Defeated

I feel completely defeated and am trying to understand the reason for this. There may be multiple reasons. The following is a list of partial explanations.

The web site work forces me into a confrontation with my deficits. This encounter undermines my self-image and forces acknowledgement of my degraded self. It forces recognition that despite my best efforts over a four year period, I have made only marginal progress.

Further negativity derives from the observation that my period of extended effort has not resulted in the activity becoming easier. My capabilities do not appear to improve in response to the increased level of challenge.

I suspect that part of the difficulty arises from matters in this post: Difficult Week

I know that these, and associated issues, continue to bubble up and cause problems. This matter is a source of psychological negativity. I have not yet found a way to address these issues. In fact, I have been working to avoid them. The web site work has been deliberately used as a means to mask, or bury, or suppress, the past. I am conscious of using the web project in this manner. Clearly this has not worked.

There appears to be two levels of problem. One level derives from events occurring over a year ago, events that I thought were forgotten, embedded in the frozen past. These events have again arisen due to a different, more accurate interpretation of what took place.

This revelation, or re-interpretation, then results in a review of all of the activities subsequent to the accident. This is the under basement of my experience. An aspect that I suspect is bubbling up and causing me problems. An area of concern that I am trying to avoid, or suppress. I don’t want to go there and this avoidance is likely unhealthy.

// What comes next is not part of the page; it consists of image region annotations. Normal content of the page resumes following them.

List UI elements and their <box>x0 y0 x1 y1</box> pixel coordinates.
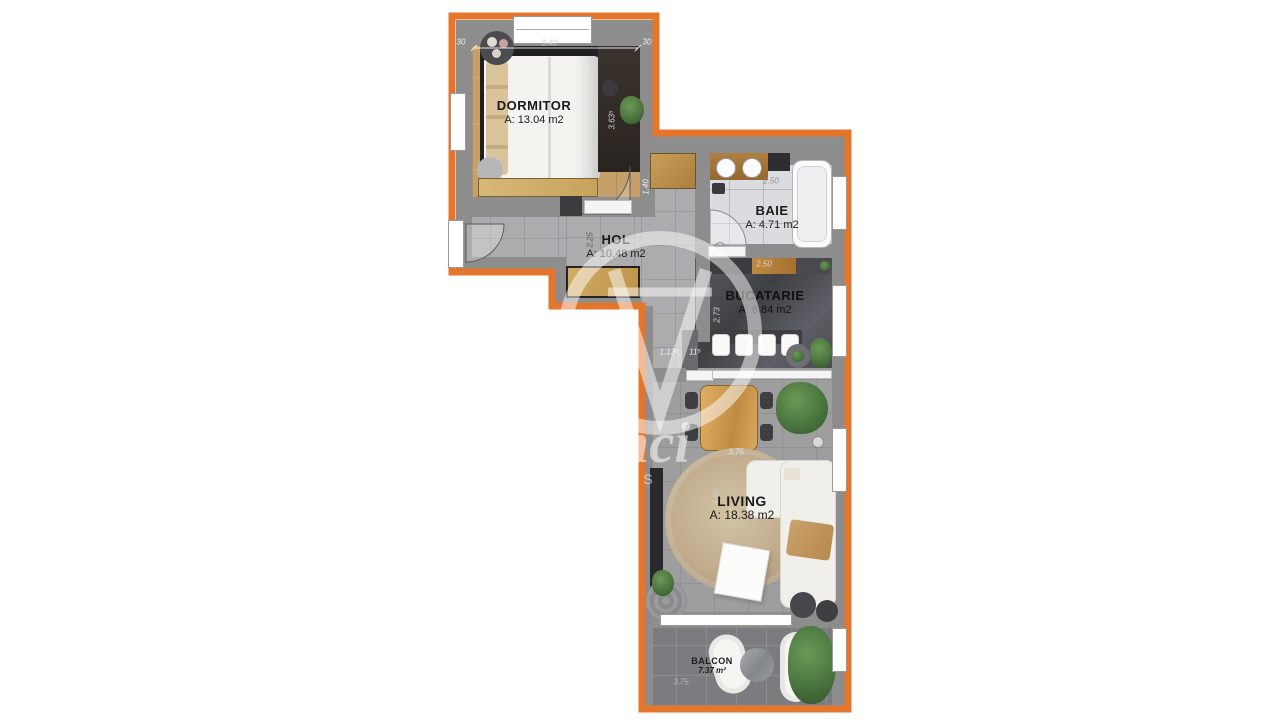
dim-bedroom-width: 3.40 <box>541 39 557 48</box>
flower-1 <box>487 37 497 47</box>
flower-3 <box>492 49 501 58</box>
baie-area: A: 4.71 m2 <box>745 219 798 232</box>
kitchen-plant <box>810 338 832 368</box>
bucatarie-area: A: 6.84 m2 <box>725 304 804 317</box>
dormitor-name: DORMITOR <box>497 99 572 114</box>
bathroom-left-wall <box>695 153 710 258</box>
dim-balcon-width: 3.75 <box>673 678 689 687</box>
dining-chair-3 <box>760 392 773 409</box>
dim-bedroom-right-wall: 30 <box>643 38 652 47</box>
room-label-bucatarie: BUCATARIE A: 6.84 m2 <box>725 289 804 317</box>
pouf-1 <box>790 592 816 618</box>
dining-chair-1 <box>685 392 698 409</box>
kitchen-chair-1 <box>712 334 730 356</box>
desk-chair <box>602 80 618 96</box>
dim-opening-right: 11⁵ <box>689 348 701 357</box>
bathroom-window <box>832 176 847 230</box>
floor-lamp <box>812 436 824 448</box>
bedroom-left-window <box>450 93 466 151</box>
sofa-pillow <box>784 468 800 480</box>
hall-top-closet <box>650 153 696 189</box>
toilet <box>712 183 725 194</box>
room-label-hol: HOL A: 10.48 m2 <box>586 233 645 261</box>
balcony-stone-table <box>740 648 774 682</box>
bucatarie-name: BUCATARIE <box>725 289 804 304</box>
hol-area: A: 10.48 m2 <box>586 248 645 261</box>
hall-bottom-wall <box>646 368 686 382</box>
bathtub-inner <box>797 166 827 242</box>
room-label-balcon: BALCON 7.37 m² <box>691 656 733 676</box>
balcon-area: 7.37 m² <box>691 667 733 676</box>
dining-chair-4 <box>760 424 773 441</box>
bedroom-top-window-line <box>516 29 589 30</box>
kitchen-living-threshold <box>712 370 832 379</box>
kitchen-plant-small <box>820 261 830 271</box>
room-label-dormitor: DORMITOR A: 13.04 m2 <box>497 99 572 127</box>
bath-sink-2 <box>742 158 762 178</box>
dim-bedroom-depth: 3.63⁵ <box>608 111 617 130</box>
hall-step-wall <box>552 257 566 306</box>
hol-name: HOL <box>586 233 645 248</box>
entrance-door-leaf <box>448 220 464 268</box>
living-big-plant <box>776 382 828 434</box>
bedroom-dresser-bottom <box>478 178 598 197</box>
bedroom-door-leaf <box>560 196 582 216</box>
kitchen-chair-3 <box>758 334 776 356</box>
bath-sink-1 <box>716 158 736 178</box>
baie-name: BAIE <box>745 204 798 219</box>
bedroom-plant <box>620 96 644 124</box>
dim-living-depth: 4.60 <box>712 489 721 505</box>
dim-living-width: 3.75 <box>728 448 744 457</box>
kitchen-chair-2 <box>735 334 753 356</box>
hall-bottom-left-wall <box>456 257 566 273</box>
dim-hol-width: 2.25 <box>586 232 595 248</box>
coffee-table <box>714 542 770 602</box>
dim-bucatarie-width: 2.50 <box>756 260 772 269</box>
hall-niche-wardrobe <box>566 266 640 298</box>
balcony-sliding-door <box>660 614 792 626</box>
kitchen-left-wall <box>696 258 710 342</box>
living-area: A: 18.38 m2 <box>710 509 775 523</box>
hall-living-threshold <box>686 370 714 381</box>
balcony-window <box>832 628 847 672</box>
dim-bucatarie-depth: 2.73 <box>713 307 722 323</box>
dining-table <box>700 385 758 451</box>
dim-bedroom-left-wall: 30 <box>457 38 466 47</box>
balcony-plant <box>788 626 836 704</box>
flower-2 <box>499 39 508 48</box>
kitchen-table-plant <box>792 350 804 362</box>
bathroom-door-threshold <box>708 246 746 257</box>
dormitor-area: A: 13.04 m2 <box>497 114 572 127</box>
kitchen-appliance-left <box>710 258 752 274</box>
sofa-blanket <box>786 519 835 561</box>
dim-opening-left: 1.13⁵ <box>660 348 679 357</box>
floor-plan-canvas: DORMITOR A: 13.04 m2 BAIE A: 4.71 m2 HOL… <box>0 0 1280 720</box>
living-window <box>832 428 847 492</box>
dim-bedroom-door: 1.40 <box>642 179 651 195</box>
dining-chair-2 <box>685 424 698 441</box>
pouf-2 <box>816 600 838 622</box>
living-plant-bottom <box>652 570 674 596</box>
kitchen-window <box>832 285 847 357</box>
bath-cabinet <box>768 153 790 171</box>
dim-baie-width: 2.50 <box>763 177 779 186</box>
upper-right-top-wall <box>640 133 848 153</box>
room-label-baie: BAIE A: 4.71 m2 <box>745 204 798 232</box>
flower-table <box>480 31 514 65</box>
balcon-name: BALCON <box>691 656 733 666</box>
bedroom-door-threshold <box>584 200 632 214</box>
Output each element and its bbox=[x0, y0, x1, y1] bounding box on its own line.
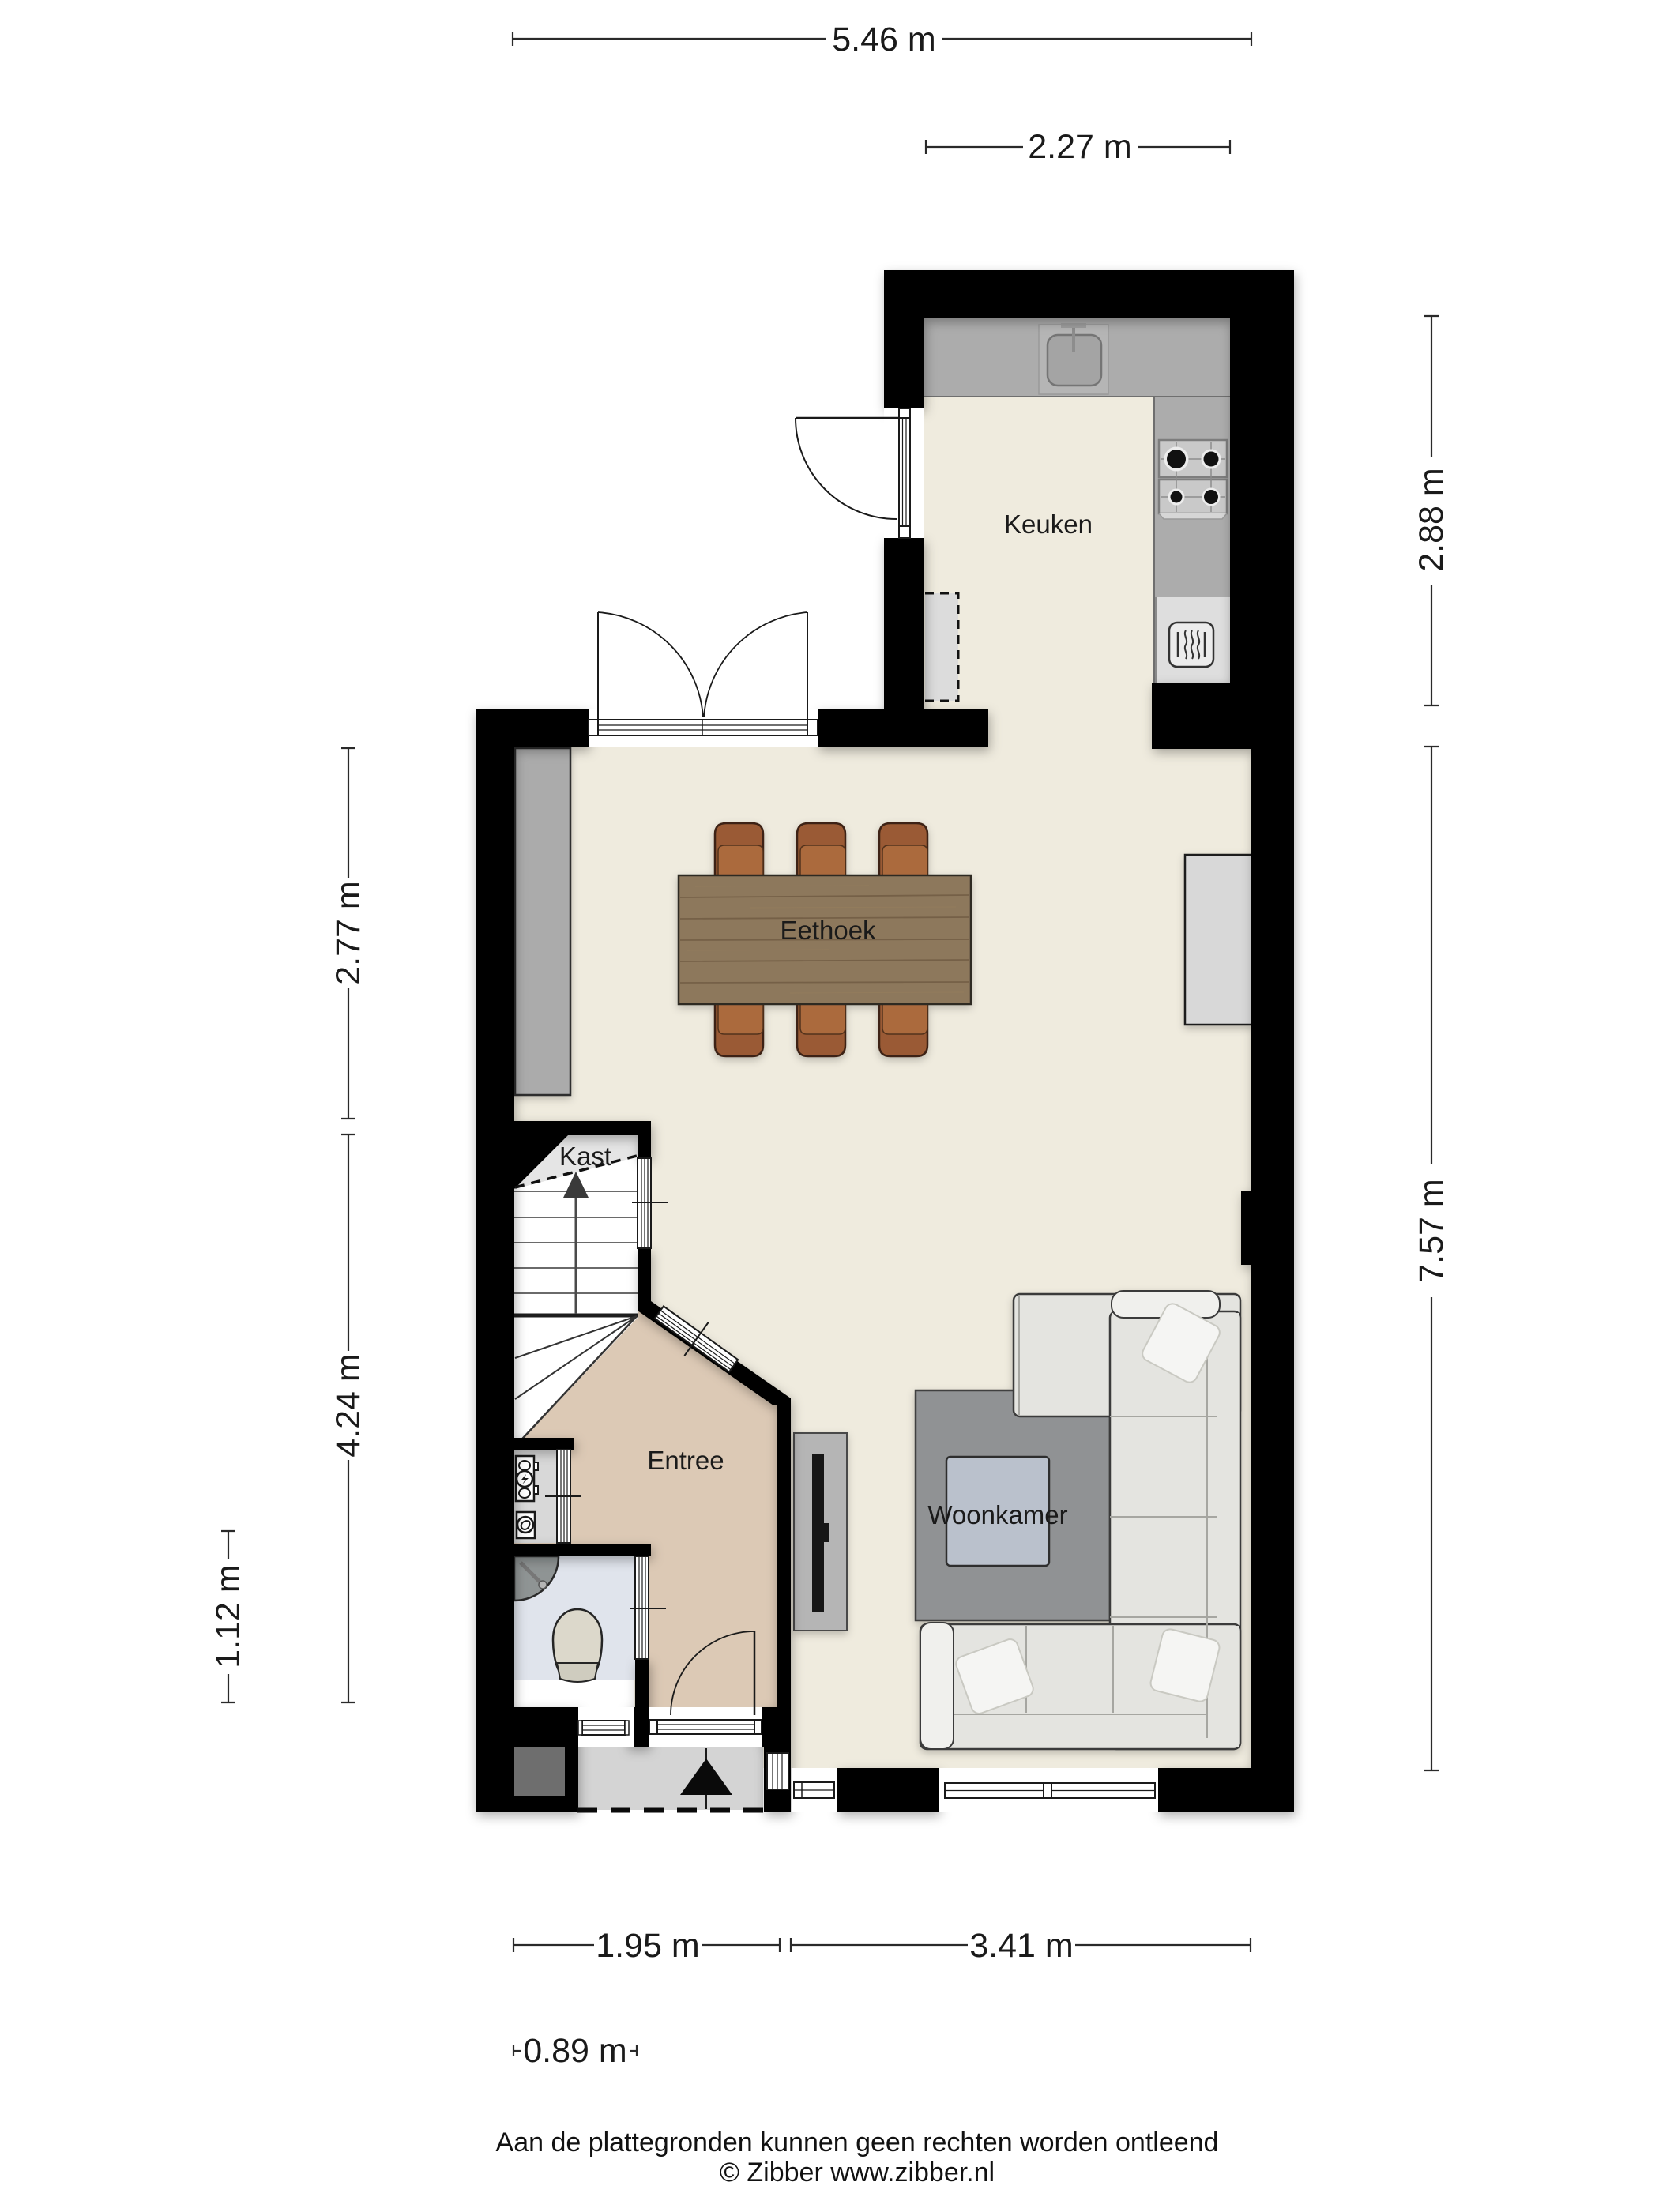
svg-text:© Zibber www.zibber.nl: © Zibber www.zibber.nl bbox=[720, 2157, 995, 2188]
svg-text:Kast: Kast bbox=[559, 1142, 611, 1171]
svg-text:2.27 m: 2.27 m bbox=[1028, 128, 1131, 166]
svg-text:2.88 m: 2.88 m bbox=[1413, 468, 1450, 571]
svg-text:Entree: Entree bbox=[647, 1446, 724, 1475]
svg-text:2.77 m: 2.77 m bbox=[329, 881, 367, 984]
svg-text:Eethoek: Eethoek bbox=[780, 916, 876, 945]
svg-text:0.89 m: 0.89 m bbox=[523, 2032, 626, 2070]
svg-text:Aan de plattegronden kunnen ge: Aan de plattegronden kunnen geen rechten… bbox=[496, 2127, 1219, 2157]
svg-text:Woonkamer: Woonkamer bbox=[927, 1500, 1067, 1529]
svg-text:5.46 m: 5.46 m bbox=[832, 21, 935, 58]
svg-text:7.57 m: 7.57 m bbox=[1413, 1179, 1450, 1282]
svg-text:4.24 m: 4.24 m bbox=[329, 1353, 367, 1457]
svg-text:1.95 m: 1.95 m bbox=[596, 1927, 699, 1965]
svg-text:Keuken: Keuken bbox=[1004, 510, 1093, 539]
svg-text:1.12 m: 1.12 m bbox=[209, 1564, 247, 1668]
svg-text:3.41 m: 3.41 m bbox=[969, 1927, 1073, 1965]
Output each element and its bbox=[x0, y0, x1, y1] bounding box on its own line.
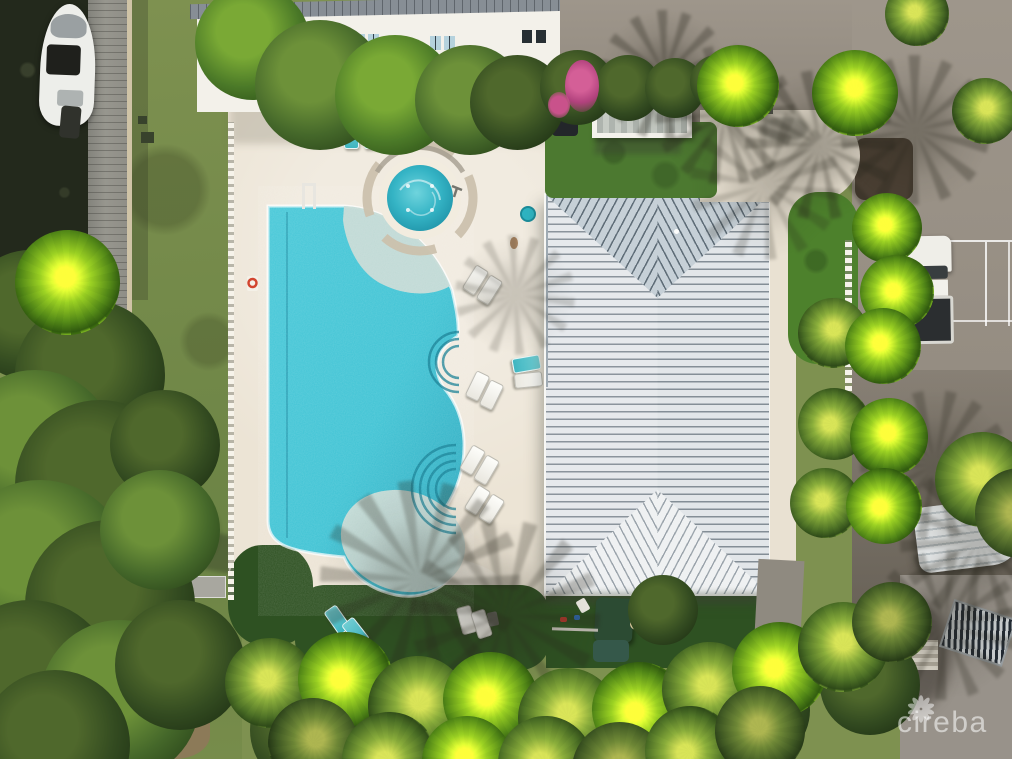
aerial-photo-scene: cireba bbox=[0, 0, 1012, 759]
watermark-text: cireba bbox=[897, 706, 988, 740]
palm-shadow bbox=[690, 110, 840, 260]
tree-canopy bbox=[115, 600, 245, 730]
parking-line bbox=[985, 242, 987, 326]
condo-window bbox=[522, 30, 532, 43]
roof-vent bbox=[674, 229, 679, 234]
bougainvillea bbox=[548, 92, 570, 118]
tree-canopy bbox=[100, 470, 220, 590]
palm-shadow bbox=[455, 235, 575, 355]
white-chaise bbox=[514, 371, 543, 389]
parking-line bbox=[948, 320, 1012, 322]
teal-trash-bin bbox=[521, 207, 535, 221]
clubhouse-roof bbox=[546, 195, 769, 594]
life-ring-station bbox=[247, 276, 258, 291]
palm-tree bbox=[845, 308, 921, 384]
condo-window bbox=[536, 30, 546, 43]
palm-tree bbox=[852, 582, 932, 662]
palm-tree bbox=[697, 45, 779, 127]
playground-canopy bbox=[593, 640, 629, 662]
bougainvillea bbox=[565, 60, 599, 112]
hedge bbox=[628, 575, 698, 645]
parking-line bbox=[1008, 242, 1010, 326]
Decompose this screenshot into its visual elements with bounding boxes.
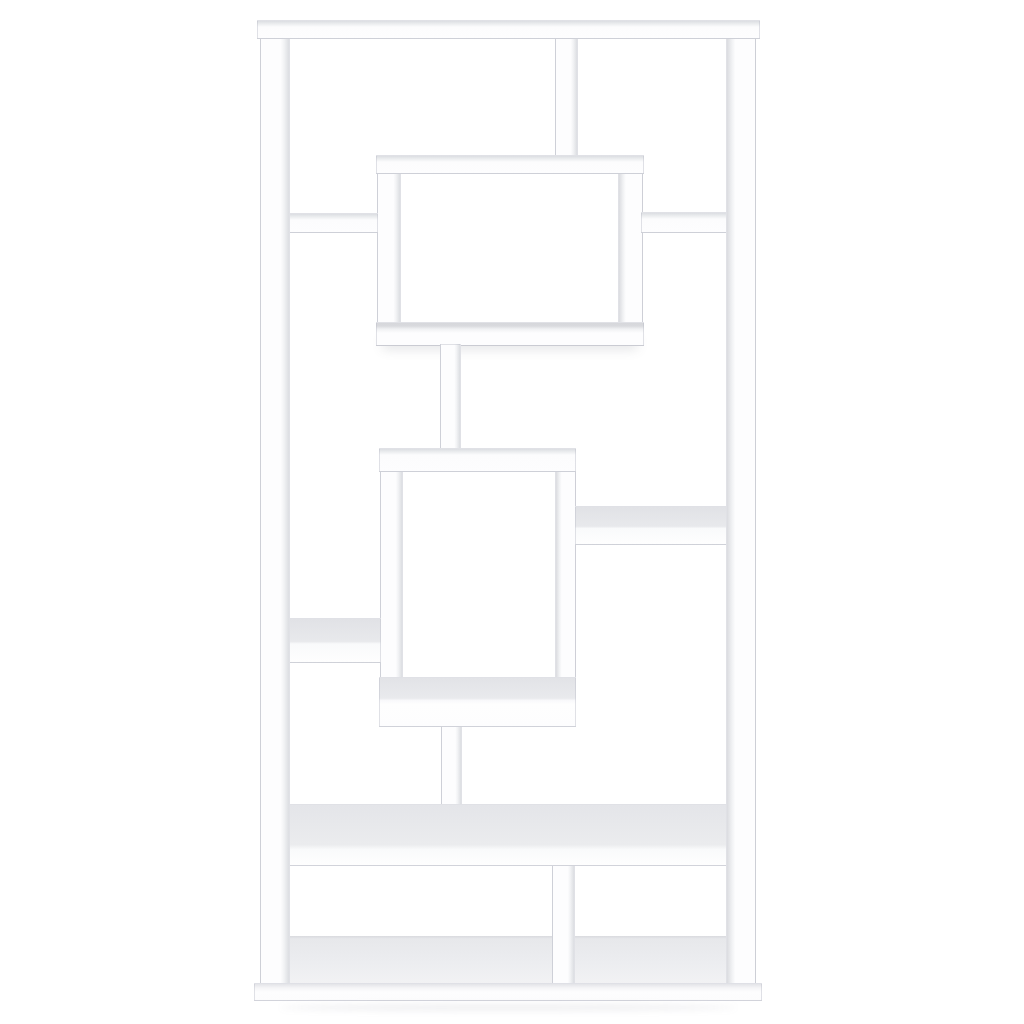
bookcase: [0, 0, 1024, 1024]
base-plinth: [254, 983, 762, 1001]
bottom-deck-surface: [287, 936, 729, 984]
upper-box-right-wall: [618, 156, 643, 346]
center-box-bottom: [379, 677, 576, 727]
wide-lower-shelf: [288, 804, 728, 866]
page: { "scene": { "description": "Product pho…: [0, 0, 1024, 1024]
upper-box-left-wall: [377, 156, 401, 346]
middle-left-shelf: [288, 618, 381, 663]
upper-left-shelf: [288, 213, 378, 233]
top-divider: [555, 37, 578, 159]
upper-box-bottom: [376, 322, 644, 346]
upper-box-top: [376, 155, 644, 174]
floor-shadow: [280, 1004, 736, 1011]
center-box-top: [379, 448, 576, 472]
upper-right-shelf: [641, 212, 728, 233]
bottom-divider: [552, 856, 575, 984]
right-side-panel: [726, 37, 756, 984]
middle-right-shelf: [575, 506, 727, 545]
upper-connector: [440, 344, 461, 452]
top-panel: [257, 20, 760, 39]
product-photo: [0, 0, 1024, 1024]
left-side-panel: [260, 37, 290, 984]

The second level of problem is more direct. It springs from the fact that I seem unable to invoke the same measure of progress associated with text entry. Here, I think I am being unfair to myself. The improvement in my capacity to write took place over an extended period of years not just a few months. I was not immediately conscious of this improvement but was only able to observe it in retrospect. I also believe that the act of writing is more amenable to provoking brain function.